Saturday, July 18, 2009

Adding in some 'personal transformation' to my previous post

Building on some recent reflections of my co-researcher Juan Carlos Giles, which include a challenge to analyze the extent to which we take personal transformation and identity into account when we think about developing the capacities of ‘others’, I offer the following modification to the question at the bottom of my previous post:


To what extent do the management practices and systems of social change organizations take into account the complexity (external and internal) of the social change they aim to support, and the identities and personal transformation of the people who put these systems and practices to use?


I think this is important because of some reflections I've been having on my own motivations for supporting social change, as well as the multiple motivations that different people have for desiring, or not, social change prescriptions from outside. The more I reflect on this the more I feel I need to rethink the way I approach capacity development work in general. Also—in addition to human motivations for change—the implications of the broader situational complexity behind any significant change (i.e. multiple hidden and visible factors, relationships, conditions, etc.), make me really question the logic and philosophy behind some traditional capacity development thinking and methods.
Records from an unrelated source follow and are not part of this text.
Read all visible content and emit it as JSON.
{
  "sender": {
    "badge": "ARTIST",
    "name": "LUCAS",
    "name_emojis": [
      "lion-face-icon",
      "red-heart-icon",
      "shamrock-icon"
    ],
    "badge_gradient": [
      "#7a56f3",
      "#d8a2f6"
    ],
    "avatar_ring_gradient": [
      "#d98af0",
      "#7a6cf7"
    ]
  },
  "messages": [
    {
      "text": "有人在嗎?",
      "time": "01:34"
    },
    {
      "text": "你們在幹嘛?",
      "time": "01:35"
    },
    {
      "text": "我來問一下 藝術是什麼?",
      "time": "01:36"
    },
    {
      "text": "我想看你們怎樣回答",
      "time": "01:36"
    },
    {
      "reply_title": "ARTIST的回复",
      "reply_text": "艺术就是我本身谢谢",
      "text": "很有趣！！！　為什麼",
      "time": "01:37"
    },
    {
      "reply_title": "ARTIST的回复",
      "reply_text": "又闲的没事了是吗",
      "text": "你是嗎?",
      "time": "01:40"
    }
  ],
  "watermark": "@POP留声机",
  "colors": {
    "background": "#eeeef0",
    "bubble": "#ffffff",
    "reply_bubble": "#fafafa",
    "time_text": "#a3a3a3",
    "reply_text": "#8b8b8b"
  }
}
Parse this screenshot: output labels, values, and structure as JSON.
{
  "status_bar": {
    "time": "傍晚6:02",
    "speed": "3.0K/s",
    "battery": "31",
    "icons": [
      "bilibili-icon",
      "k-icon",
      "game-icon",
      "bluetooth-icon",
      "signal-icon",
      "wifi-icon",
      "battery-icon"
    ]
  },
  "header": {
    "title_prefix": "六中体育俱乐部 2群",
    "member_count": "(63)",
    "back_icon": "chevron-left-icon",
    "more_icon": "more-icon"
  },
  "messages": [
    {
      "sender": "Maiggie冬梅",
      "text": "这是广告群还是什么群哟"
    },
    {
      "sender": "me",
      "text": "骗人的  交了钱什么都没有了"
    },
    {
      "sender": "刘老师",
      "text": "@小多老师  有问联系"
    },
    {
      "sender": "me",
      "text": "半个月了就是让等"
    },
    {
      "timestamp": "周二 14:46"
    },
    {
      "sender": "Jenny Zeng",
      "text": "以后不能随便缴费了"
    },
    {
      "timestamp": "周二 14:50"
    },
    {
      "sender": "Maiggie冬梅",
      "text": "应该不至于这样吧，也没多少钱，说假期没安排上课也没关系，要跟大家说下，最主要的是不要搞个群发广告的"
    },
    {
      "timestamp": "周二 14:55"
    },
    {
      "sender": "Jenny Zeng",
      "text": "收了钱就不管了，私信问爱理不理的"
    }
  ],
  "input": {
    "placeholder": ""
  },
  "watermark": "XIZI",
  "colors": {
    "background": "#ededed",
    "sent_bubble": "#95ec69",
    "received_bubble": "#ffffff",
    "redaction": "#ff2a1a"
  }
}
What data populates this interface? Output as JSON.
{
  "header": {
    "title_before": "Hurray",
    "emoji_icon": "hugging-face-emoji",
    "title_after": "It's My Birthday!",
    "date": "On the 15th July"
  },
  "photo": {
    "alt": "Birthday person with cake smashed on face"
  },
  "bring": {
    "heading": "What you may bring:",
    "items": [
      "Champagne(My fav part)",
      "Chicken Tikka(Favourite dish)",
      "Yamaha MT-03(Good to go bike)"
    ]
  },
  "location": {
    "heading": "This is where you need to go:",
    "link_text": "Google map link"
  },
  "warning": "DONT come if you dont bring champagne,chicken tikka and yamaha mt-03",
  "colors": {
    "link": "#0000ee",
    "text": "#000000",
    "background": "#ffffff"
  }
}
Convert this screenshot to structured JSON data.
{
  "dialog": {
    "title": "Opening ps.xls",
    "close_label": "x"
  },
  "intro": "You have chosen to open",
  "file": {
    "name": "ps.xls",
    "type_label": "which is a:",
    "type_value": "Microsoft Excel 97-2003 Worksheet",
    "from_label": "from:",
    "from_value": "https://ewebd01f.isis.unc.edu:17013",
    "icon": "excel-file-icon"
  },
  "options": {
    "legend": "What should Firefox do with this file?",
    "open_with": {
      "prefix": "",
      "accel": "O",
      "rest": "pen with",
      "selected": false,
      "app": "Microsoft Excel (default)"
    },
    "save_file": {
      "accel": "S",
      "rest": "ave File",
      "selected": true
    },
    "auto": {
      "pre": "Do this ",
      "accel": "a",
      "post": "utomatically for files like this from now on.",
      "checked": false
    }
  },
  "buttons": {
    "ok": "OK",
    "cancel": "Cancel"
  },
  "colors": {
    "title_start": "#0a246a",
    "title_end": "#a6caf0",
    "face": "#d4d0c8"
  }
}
One of the exciting things for me is the potential I see in learning based methods for capacity development. An example could be participatory action research not ‘into’ capacity development, but as capacity development. With these methods it’s OK to ask questions and assume that we don’t know the answers going in (i.e., we can assume that there is not already an existing best practice—waiting to be discovered—that can be applied in each case). This kind of approach can support more emergent CD processes that take into account where the individuals that call themselves ‘organization’ have come from and how that affects where they see themselves going, both individually and collectively (as well as what key stakeholders outside the organization have to say about that). It can also take into account local realities, which are situational, emergent, and potentially ill-suited to homogenizing best practice management models.